Making an organ is a complicated process, probably appealing to those who were good at constructing dodecahedrons and Airfix models of second world war aircraft at school. But while I learnt about the fine distinctions between electromagnetic and tracker actions, the secrets of spotted metal and mandrels, I found my attention wandering from the specifics of organs to wider questions of what constitutes a company, an industry or an economy.

Organ-building is obviously a kind of industry that contributes to the economy, but it could hardly be less like the kind of grey, abstract-sounding kind of thing – software design, financial engineering – we are all supposed to be engaged in, in desperate competition with frighteningly focused people from Asia. Organ-building is a wonderfully improbable activity, very physical, all about passion, strangeness, intricacy, obsession, beauty.

People do this kind of thing, on the whole, because they love it, not because they expect to get rich doing it. Adriel Yap, one of those frighteningly focused Asian characters, came all the way from Singapore to do it and gave up a promising academic career. “Every project is unique and calls for different ways of thinking and problem-solving,” he told me. A project to restore an organ from 1850 requires “not just mechanical but historical thinking: putting yourself into the mindset of someone from that time”.

What is inspiring is not just Yap’s enthusiasm and expertise but the far-sightedness of the company that gave him a job, on the recommendation of William McVicker, curator of the Royal Festival Hall organ at London’s Southbank Centre, whose £2.3m restoration is H&H’s biggest project.
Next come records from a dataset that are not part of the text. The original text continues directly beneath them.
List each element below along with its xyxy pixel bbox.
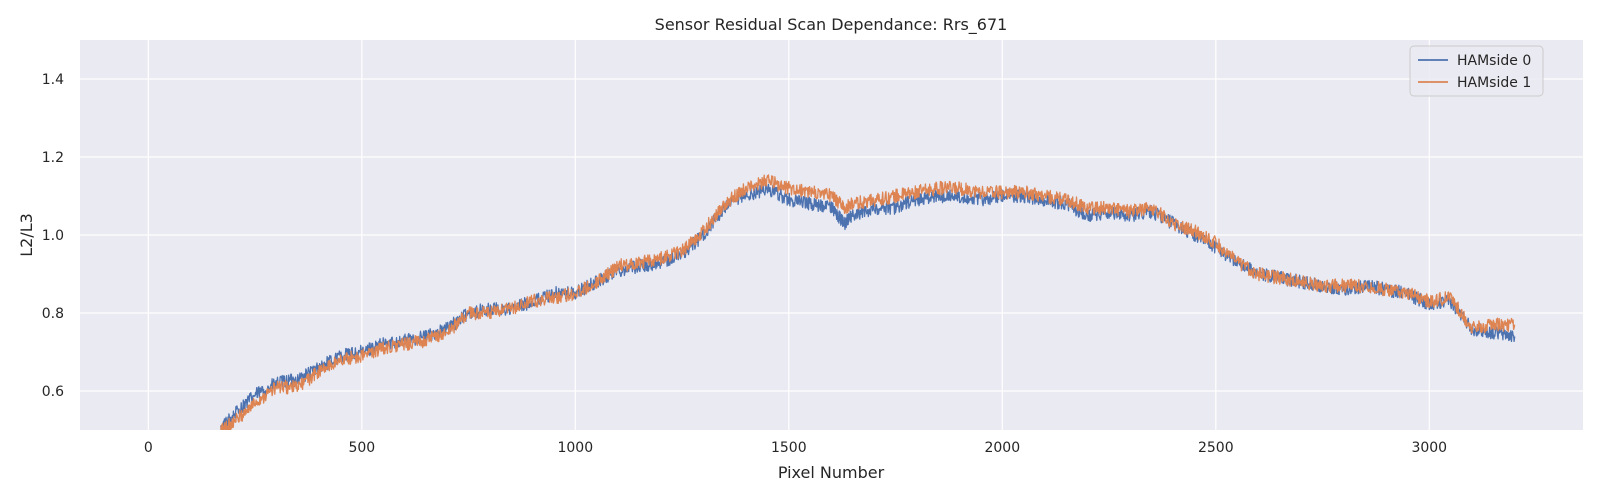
x-tick-label: 2500: [1198, 440, 1234, 456]
x-axis-label: Pixel Number: [778, 463, 885, 482]
grid: [80, 40, 1583, 430]
x-tick-label: 2000: [984, 440, 1020, 456]
x-tick-label: 500: [348, 440, 375, 456]
y-tick-label: 1.2: [42, 150, 64, 166]
legend-box: [1409, 45, 1544, 97]
y-axis-label: L2/L3: [17, 213, 36, 257]
x-tick-label: 1000: [557, 440, 593, 456]
x-tick-label: 3000: [1411, 440, 1447, 456]
legend-label: HAMside 0: [1457, 53, 1531, 69]
y-tick-label: 1.0: [42, 228, 64, 244]
y-axis-ticks: 0.6 0.8 1.0 1.2 1.4: [42, 72, 64, 400]
series-line-hamside-1: [220, 174, 1516, 430]
x-axis-ticks: 0 500 1000 1500 2000 2500 3000: [144, 440, 1447, 456]
legend: HAMside 0 HAMside 1: [1409, 45, 1544, 97]
series-layer: [220, 174, 1516, 430]
y-tick-label: 1.4: [42, 72, 64, 88]
y-tick-label: 0.8: [42, 306, 64, 322]
legend-label: HAMside 1: [1457, 75, 1531, 91]
y-tick-label: 0.6: [42, 384, 64, 400]
x-tick-label: 0: [144, 440, 153, 456]
x-tick-label: 1500: [771, 440, 807, 456]
chart-title: Sensor Residual Scan Dependance: Rrs_671: [655, 15, 1008, 35]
H&H, I get the impression, like looking after people in the same long-term way that they look after organs.

When the Heritage Lottery Fund contributed £950,000 to the “Pull Out All the Stops” campaign for the restoration, it stipulated a community learning and engagement programme, including free organ recitals for children and others, the provision for two new apprentices at H&H and an organ scholar placement. There is still more than £900,000 to find. You can sponsor a pipe and in so doing contribute not only to an important and historic organ but also to an inspiring and unlikely kind of economic success.